Pendant ce temps-là, au Kirchberg…



Pour une fois, aucun embouteillage, et des stations Vel’oh pleines. (Photo: Paperjam)

Pour une fois, aucun embouteillage, et des stations Vel’oh pleines. (Photo: Paperjam)

De moins en moins d’employés viennent au bureau, tandis que l’hôpital s’organise pour faire face aux malades atteints du coronavirus.

Après l’annonce du confinement en France , le 16 mars,  et en Belgique, le 17 mars,  du fait de la pandémie de coronavirus, les employés du Kirchberg n’étaient plus qu’une poignée à rejoindre leurs bureaux ce mercredi 18 mars, entre un joggeur et quelques promeneurs avec leurs chiens.

Beaucoup avaient préféré la voiture ou le vélo aux transports publics. Mais pour une fois, aucun embouteillage, et des stations Vel’oh pleines.

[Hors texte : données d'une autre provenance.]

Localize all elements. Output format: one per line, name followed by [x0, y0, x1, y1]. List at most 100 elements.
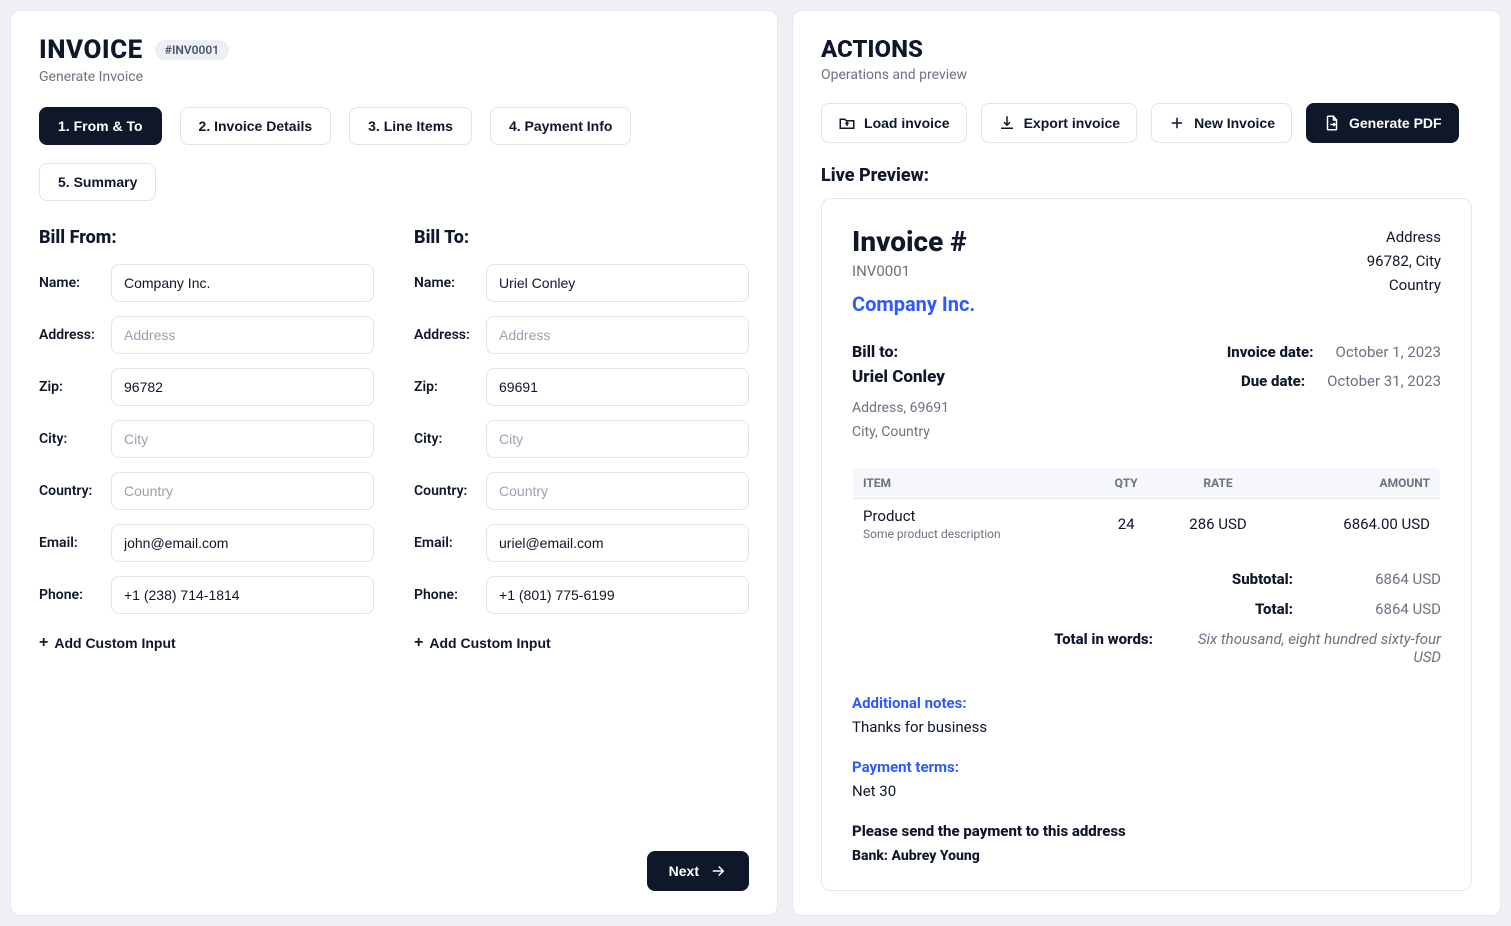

La plupart des entreprises du secteur financier implantées dans le quartier pratiquent en effet la division de leurs équipes (ou «split operations»), qui sont ainsi réparties soit entre différents sites, soit pour une moitié à leur domicile, et, pour l’autre moitié, au siège. Le télétravail n’est donc pas encore généralisé.

Du côté des Hôpitaux Robert Schuman, des tentes ont été dressées et un signalement mis en place pour  organiser des «zones de triage» . La grande pharmacie attenante a elle aussi monté une tonnelle, pour pouvoir gérer la file d’attente de clients et la distance de deux mètres entre chacun d’eux.

À l’hôpital, des tentes ont été dressées et un signalement mis en place pour organiser des «zones de triage». (Photo: Paperjam)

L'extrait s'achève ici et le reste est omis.